Bertram Mitford
"A Veldt Vendetta"
Chapter One.
A Voyage of Discovery.
I had not a friend in the world.
My own fault? No doubt. It is usually said so, at any rate, so of course must be true. For I, Kenrick Holt, who do this tale unfold, am not by nature and temperament an expansive animal, rather the reverse, being constitutionally reticent; and, is it not written that the world takes you at your own valuation? Still, I had managed to muddle on through life somehow, and gain a living so far—which was satisfactory, but in an uncongenial and sedentary form of occupation—which was not. Incidentally I owned to the ordinary contingent of acquaintances, but at the period of which I write I had not a friend in the world—only brothers.

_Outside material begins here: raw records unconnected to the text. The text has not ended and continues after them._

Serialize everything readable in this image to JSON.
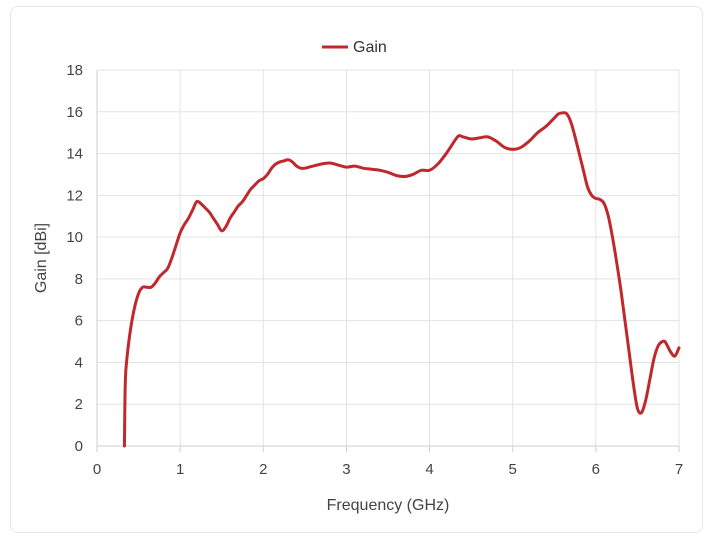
{
  "chart_data": {
    "type": "line",
    "title": "",
    "xlabel": "Frequency (GHz)",
    "ylabel": "Gain [dBi]",
    "xlim": [
      0,
      7
    ],
    "ylim": [
      0,
      18
    ],
    "x_ticks": [
      0,
      1,
      2,
      3,
      4,
      5,
      6,
      7
    ],
    "y_ticks": [
      0,
      2,
      4,
      6,
      8,
      10,
      12,
      14,
      16,
      18
    ],
    "grid": true,
    "legend_position": "top-center",
    "series": [
      {
        "name": "Gain",
        "color": "#c0282d",
        "x": [
          0.33,
          0.34,
          0.36,
          0.4,
          0.45,
          0.5,
          0.55,
          0.6,
          0.65,
          0.7,
          0.75,
          0.8,
          0.85,
          0.9,
          0.95,
          1.0,
          1.05,
          1.1,
          1.15,
          1.2,
          1.25,
          1.3,
          1.35,
          1.4,
          1.45,
          1.5,
          1.55,
          1.6,
          1.65,
          1.7,
          1.75,
          1.8,
          1.85,
          1.9,
          1.95,
          2.0,
          2.05,
          2.1,
          2.15,
          2.2,
          2.25,
          2.3,
          2.35,
          2.4,
          2.45,
          2.5,
          2.55,
          2.6,
          2.7,
          2.8,
          2.9,
          3.0,
          3.1,
          3.2,
          3.3,
          3.4,
          3.5,
          3.6,
          3.7,
          3.8,
          3.9,
          4.0,
          4.1,
          4.2,
          4.3,
          4.35,
          4.4,
          4.5,
          4.6,
          4.7,
          4.8,
          4.9,
          5.0,
          5.1,
          5.2,
          5.3,
          5.4,
          5.5,
          5.55,
          5.6,
          5.65,
          5.7,
          5.75,
          5.8,
          5.85,
          5.9,
          5.95,
          6.0,
          6.05,
          6.1,
          6.15,
          6.2,
          6.25,
          6.3,
          6.35,
          6.4,
          6.45,
          6.5,
          6.55,
          6.6,
          6.65,
          6.7,
          6.75,
          6.8,
          6.83,
          6.86,
          6.9,
          6.95,
          7.0
        ],
        "values": [
          0.0,
          3.0,
          4.2,
          5.5,
          6.6,
          7.3,
          7.6,
          7.6,
          7.6,
          7.8,
          8.1,
          8.3,
          8.5,
          9.0,
          9.6,
          10.2,
          10.6,
          10.9,
          11.3,
          11.7,
          11.6,
          11.4,
          11.2,
          10.9,
          10.6,
          10.3,
          10.5,
          10.9,
          11.2,
          11.5,
          11.7,
          12.0,
          12.3,
          12.5,
          12.7,
          12.8,
          13.0,
          13.3,
          13.5,
          13.6,
          13.65,
          13.7,
          13.6,
          13.4,
          13.3,
          13.3,
          13.35,
          13.4,
          13.5,
          13.55,
          13.45,
          13.35,
          13.4,
          13.3,
          13.25,
          13.2,
          13.1,
          12.95,
          12.9,
          13.0,
          13.2,
          13.2,
          13.5,
          14.0,
          14.6,
          14.85,
          14.8,
          14.7,
          14.75,
          14.8,
          14.6,
          14.3,
          14.2,
          14.3,
          14.6,
          15.0,
          15.3,
          15.7,
          15.9,
          15.95,
          15.9,
          15.5,
          14.8,
          14.0,
          13.2,
          12.4,
          12.0,
          11.85,
          11.8,
          11.6,
          11.0,
          10.0,
          8.8,
          7.5,
          6.0,
          4.5,
          3.0,
          1.8,
          1.6,
          2.2,
          3.2,
          4.2,
          4.8,
          5.0,
          5.0,
          4.8,
          4.5,
          4.3,
          4.7
        ]
      }
    ]
  }
}
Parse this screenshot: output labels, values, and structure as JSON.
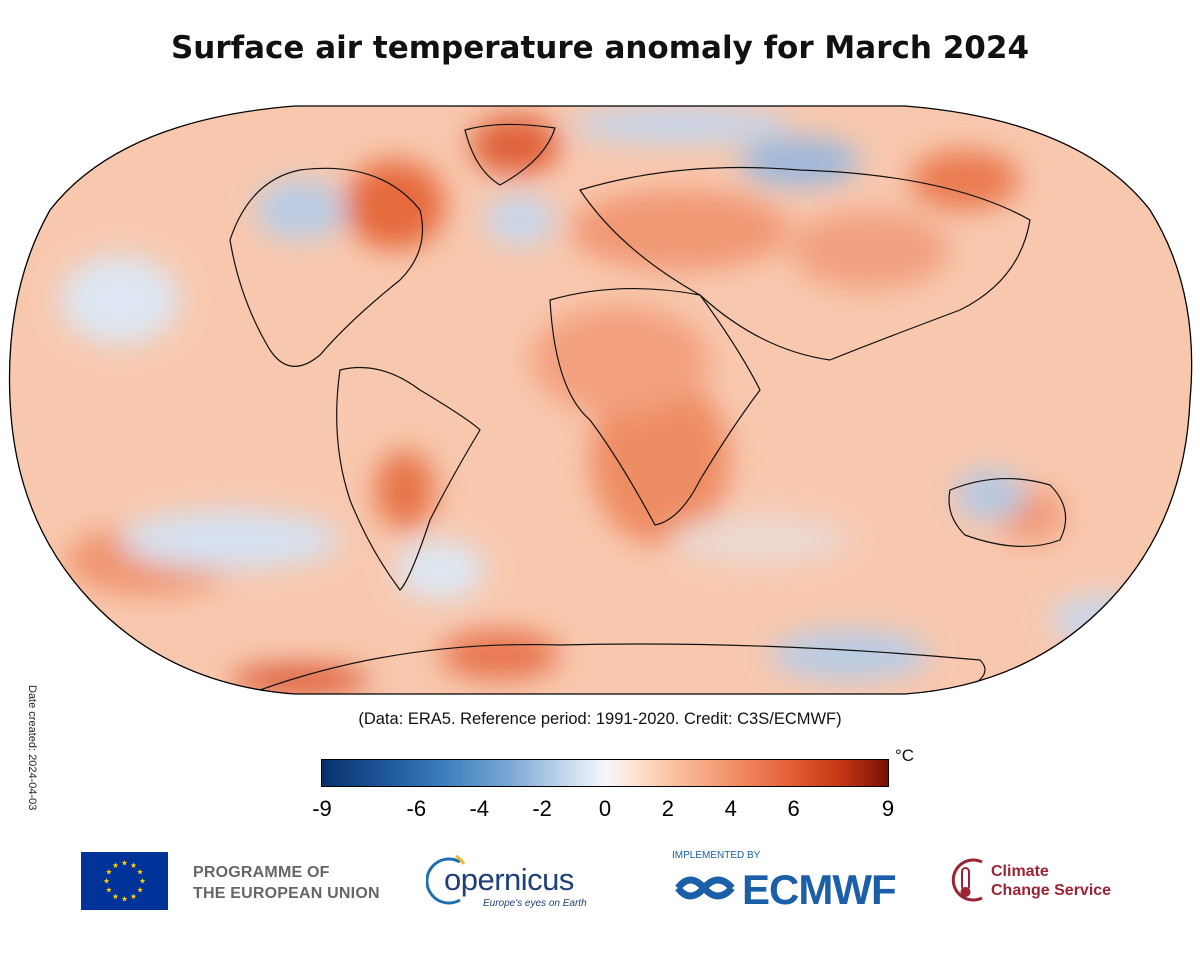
{
  "title": "Surface air temperature anomaly for March 2024",
  "date_created": "Date created: 2024-04-03",
  "credit_line": "(Data: ERA5.  Reference period: 1991-2020.  Credit: C3S/ECMWF)",
  "colorbar": {
    "unit": "°C",
    "min": -9,
    "max": 9,
    "ticks": [
      {
        "value": -9,
        "label": "-9"
      },
      {
        "value": -6,
        "label": "-6"
      },
      {
        "value": -4,
        "label": "-4"
      },
      {
        "value": -2,
        "label": "-2"
      },
      {
        "value": 0,
        "label": "0"
      },
      {
        "value": 2,
        "label": "2"
      },
      {
        "value": 4,
        "label": "4"
      },
      {
        "value": 6,
        "label": "6"
      },
      {
        "value": 9,
        "label": "9"
      }
    ],
    "colors": {
      "cold": "#08306b",
      "neutral": "#f5f8fc",
      "warm": "#7a1006"
    }
  },
  "logos": {
    "eu": {
      "line1": "PROGRAMME OF",
      "line2": "THE EUROPEAN UNION"
    },
    "copernicus": {
      "name": "opernicus",
      "tagline": "Europe's eyes on Earth"
    },
    "ecmwf": {
      "implemented_by": "IMPLEMENTED BY",
      "name": "ECMWF"
    },
    "c3s": {
      "line1": "Climate",
      "line2": "Change Service"
    }
  },
  "map_icon": "robinson-world-map"
}
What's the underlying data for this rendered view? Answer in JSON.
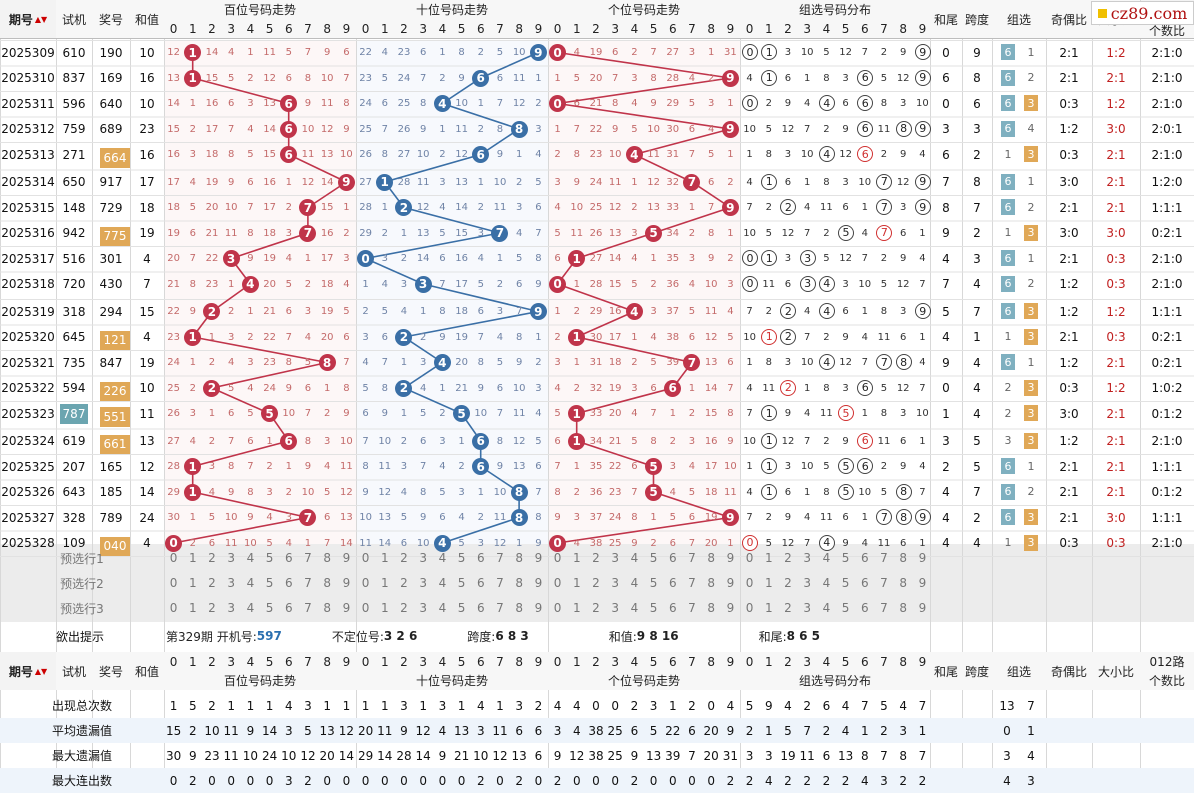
{
  "headers": {
    "period": "期号",
    "trial": "试机",
    "award": "奖号",
    "sum": "和值",
    "hundred": "百位号码走势",
    "ten": "十位号码走势",
    "unit": "个位号码走势",
    "group_dist": "组选号码分布",
    "tail": "和尾",
    "span": "跨度",
    "group": "组选",
    "odd_even": "奇偶比",
    "big_small": "大小比",
    "road012": "012路个数比",
    "road012_line1": "012路",
    "road012_line2": "个数比"
  },
  "sort_arrow": "▲▼",
  "logo": "cz89.com",
  "digits": [
    "0",
    "1",
    "2",
    "3",
    "4",
    "5",
    "6",
    "7",
    "8",
    "9"
  ],
  "rows": [
    {
      "period": "2025309",
      "trial": "610",
      "award": "190",
      "sum": "10",
      "h": "1",
      "t": "9",
      "u": "0",
      "tail": "0",
      "span": "9",
      "g6": "6",
      "g3": "1",
      "oe": "2:1",
      "bs": "1:2",
      "r012": "2:1:0"
    },
    {
      "period": "2025310",
      "trial": "837",
      "award": "169",
      "sum": "16",
      "h": "1",
      "t": "6",
      "u": "9",
      "tail": "6",
      "span": "8",
      "g6": "6",
      "g3": "2",
      "oe": "2:1",
      "bs": "2:1",
      "r012": "2:1:0"
    },
    {
      "period": "2025311",
      "trial": "596",
      "award": "640",
      "sum": "10",
      "h": "6",
      "t": "4",
      "u": "0",
      "tail": "0",
      "span": "6",
      "g6": "6",
      "g3": "3",
      "oe": "0:3",
      "bs": "1:2",
      "r012": "2:1:0"
    },
    {
      "period": "2025312",
      "trial": "759",
      "award": "689",
      "sum": "23",
      "h": "6",
      "t": "8",
      "u": "9",
      "tail": "3",
      "span": "3",
      "g6": "6",
      "g3": "4",
      "oe": "1:2",
      "bs": "3:0",
      "r012": "2:0:1"
    },
    {
      "period": "2025313",
      "trial": "271",
      "award": "664",
      "sum": "16",
      "h": "6",
      "t": "6",
      "u": "4",
      "tail": "6",
      "span": "2",
      "g6": "1",
      "g3": "3",
      "oe": "0:3",
      "bs": "2:1",
      "r012": "2:1:0"
    },
    {
      "period": "2025314",
      "trial": "650",
      "award": "917",
      "sum": "17",
      "h": "9",
      "t": "1",
      "u": "7",
      "tail": "7",
      "span": "8",
      "g6": "6",
      "g3": "1",
      "oe": "3:0",
      "bs": "2:1",
      "r012": "1:2:0"
    },
    {
      "period": "2025315",
      "trial": "148",
      "award": "729",
      "sum": "18",
      "h": "7",
      "t": "2",
      "u": "9",
      "tail": "8",
      "span": "7",
      "g6": "6",
      "g3": "2",
      "oe": "2:1",
      "bs": "2:1",
      "r012": "1:1:1"
    },
    {
      "period": "2025316",
      "trial": "942",
      "award": "775",
      "sum": "19",
      "h": "7",
      "t": "7",
      "u": "5",
      "tail": "9",
      "span": "2",
      "g6": "1",
      "g3": "3",
      "oe": "3:0",
      "bs": "3:0",
      "r012": "0:2:1"
    },
    {
      "period": "2025317",
      "trial": "516",
      "award": "301",
      "sum": "4",
      "h": "3",
      "t": "0",
      "u": "1",
      "tail": "4",
      "span": "3",
      "g6": "6",
      "g3": "1",
      "oe": "2:1",
      "bs": "0:3",
      "r012": "2:1:0"
    },
    {
      "period": "2025318",
      "trial": "720",
      "award": "430",
      "sum": "7",
      "h": "4",
      "t": "3",
      "u": "0",
      "tail": "7",
      "span": "4",
      "g6": "6",
      "g3": "2",
      "oe": "1:2",
      "bs": "0:3",
      "r012": "2:1:0"
    },
    {
      "period": "2025319",
      "trial": "318",
      "award": "294",
      "sum": "15",
      "h": "2",
      "t": "9",
      "u": "4",
      "tail": "5",
      "span": "7",
      "g6": "6",
      "g3": "3",
      "oe": "1:2",
      "bs": "1:2",
      "r012": "1:1:1"
    },
    {
      "period": "2025320",
      "trial": "645",
      "award": "121",
      "sum": "4",
      "h": "1",
      "t": "2",
      "u": "1",
      "tail": "4",
      "span": "1",
      "g6": "1",
      "g3": "3",
      "oe": "2:1",
      "bs": "0:3",
      "r012": "0:2:1"
    },
    {
      "period": "2025321",
      "trial": "735",
      "award": "847",
      "sum": "19",
      "h": "8",
      "t": "4",
      "u": "7",
      "tail": "9",
      "span": "4",
      "g6": "6",
      "g3": "1",
      "oe": "1:2",
      "bs": "2:1",
      "r012": "0:2:1"
    },
    {
      "period": "2025322",
      "trial": "594",
      "award": "226",
      "sum": "10",
      "h": "2",
      "t": "2",
      "u": "6",
      "tail": "0",
      "span": "4",
      "g6": "2",
      "g3": "3",
      "oe": "0:3",
      "bs": "1:2",
      "r012": "1:0:2"
    },
    {
      "period": "2025323",
      "trial": "787",
      "award": "551",
      "sum": "11",
      "h": "5",
      "t": "5",
      "u": "1",
      "tail": "1",
      "span": "4",
      "g6": "2",
      "g3": "3",
      "oe": "3:0",
      "bs": "2:1",
      "r012": "0:1:2"
    },
    {
      "period": "2025324",
      "trial": "619",
      "award": "661",
      "sum": "13",
      "h": "6",
      "t": "6",
      "u": "1",
      "tail": "3",
      "span": "5",
      "g6": "3",
      "g3": "3",
      "oe": "1:2",
      "bs": "2:1",
      "r012": "2:1:0"
    },
    {
      "period": "2025325",
      "trial": "207",
      "award": "165",
      "sum": "12",
      "h": "1",
      "t": "6",
      "u": "5",
      "tail": "2",
      "span": "5",
      "g6": "6",
      "g3": "1",
      "oe": "2:1",
      "bs": "2:1",
      "r012": "1:1:1"
    },
    {
      "period": "2025326",
      "trial": "643",
      "award": "185",
      "sum": "14",
      "h": "1",
      "t": "8",
      "u": "5",
      "tail": "4",
      "span": "7",
      "g6": "6",
      "g3": "2",
      "oe": "2:1",
      "bs": "2:1",
      "r012": "0:1:2"
    },
    {
      "period": "2025327",
      "trial": "328",
      "award": "789",
      "sum": "24",
      "h": "7",
      "t": "8",
      "u": "9",
      "tail": "4",
      "span": "2",
      "g6": "6",
      "g3": "3",
      "oe": "2:1",
      "bs": "3:0",
      "r012": "1:1:1"
    },
    {
      "period": "2025328",
      "trial": "109",
      "award": "040",
      "sum": "4",
      "h": "0",
      "t": "4",
      "u": "0",
      "tail": "4",
      "span": "4",
      "g6": "1",
      "g3": "3",
      "oe": "0:3",
      "bs": "0:3",
      "r012": "2:1:0"
    }
  ],
  "presel": [
    "预选行1",
    "预选行2",
    "预选行3"
  ],
  "hint": {
    "label": "欲出提示",
    "period_text": "第329期",
    "trial_label": "开机号:",
    "trial": "597",
    "pos_label": "不定位号:",
    "pos": "3 2 6",
    "span_label": "跨度:",
    "span": "6 8 3",
    "sum_label": "和值:",
    "sum": "9 8 16",
    "tail_label": "和尾:",
    "tail": "8 6 5"
  },
  "stats": [
    {
      "label": "出现总次数",
      "h": [
        "1",
        "5",
        "2",
        "1",
        "1",
        "1",
        "4",
        "3",
        "1",
        "1"
      ],
      "t": [
        "1",
        "1",
        "3",
        "1",
        "3",
        "1",
        "4",
        "1",
        "3",
        "2"
      ],
      "u": [
        "4",
        "4",
        "0",
        "0",
        "2",
        "3",
        "1",
        "2",
        "0",
        "4"
      ],
      "g": [
        "5",
        "9",
        "4",
        "2",
        "6",
        "4",
        "7",
        "5",
        "4",
        "7"
      ],
      "grp": [
        "13",
        "7"
      ]
    },
    {
      "label": "平均遗漏值",
      "h": [
        "15",
        "2",
        "10",
        "11",
        "9",
        "14",
        "3",
        "5",
        "13",
        "12"
      ],
      "t": [
        "20",
        "11",
        "9",
        "12",
        "4",
        "13",
        "3",
        "11",
        "6",
        "6"
      ],
      "u": [
        "3",
        "4",
        "38",
        "25",
        "6",
        "5",
        "22",
        "6",
        "20",
        "9"
      ],
      "g": [
        "2",
        "1",
        "5",
        "7",
        "2",
        "4",
        "1",
        "2",
        "3",
        "1"
      ],
      "grp": [
        "0",
        "1"
      ]
    },
    {
      "label": "最大遗漏值",
      "h": [
        "30",
        "9",
        "23",
        "11",
        "10",
        "24",
        "10",
        "12",
        "20",
        "14"
      ],
      "t": [
        "29",
        "14",
        "28",
        "14",
        "9",
        "21",
        "10",
        "12",
        "13",
        "6"
      ],
      "u": [
        "9",
        "12",
        "38",
        "25",
        "9",
        "13",
        "39",
        "7",
        "20",
        "31"
      ],
      "g": [
        "3",
        "3",
        "19",
        "11",
        "6",
        "13",
        "8",
        "7",
        "8",
        "7"
      ],
      "grp": [
        "3",
        "4"
      ]
    },
    {
      "label": "最大连出数",
      "h": [
        "0",
        "2",
        "0",
        "0",
        "0",
        "0",
        "3",
        "2",
        "0",
        "0"
      ],
      "t": [
        "0",
        "0",
        "0",
        "0",
        "0",
        "0",
        "2",
        "0",
        "2",
        "0"
      ],
      "u": [
        "2",
        "0",
        "0",
        "0",
        "2",
        "0",
        "0",
        "0",
        "0",
        "2"
      ],
      "g": [
        "2",
        "4",
        "2",
        "2",
        "2",
        "2",
        "4",
        "3",
        "2",
        "2"
      ],
      "grp": [
        "4",
        "3"
      ]
    }
  ],
  "colors": {
    "hundred": "#c0344a",
    "ten": "#3a6fa6",
    "unit": "#c0344a",
    "tag_six": "#7fb0c0",
    "tag_three": "#e0a857"
  }
}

Of these, one owned an abominable wife, the other a snug country living, which combination of circumstances may account for the fact that we had rather less to do with each other on the whole than the latest conjunction of club acquaintances. Incidentally, too, I owned relatives, but for ordinary reasons, not material to this narrative, they didn’t count.
“Great events from little causes spring” is a truism somewhat shiny at the seams. In the present instance the “little cause” took the form of an invite from the last-mentioned of my two brethren—he who drew comfortable subsidy for shepherding a few rustics in the national creed to wit—to run down and get through a week with him at his vicarage.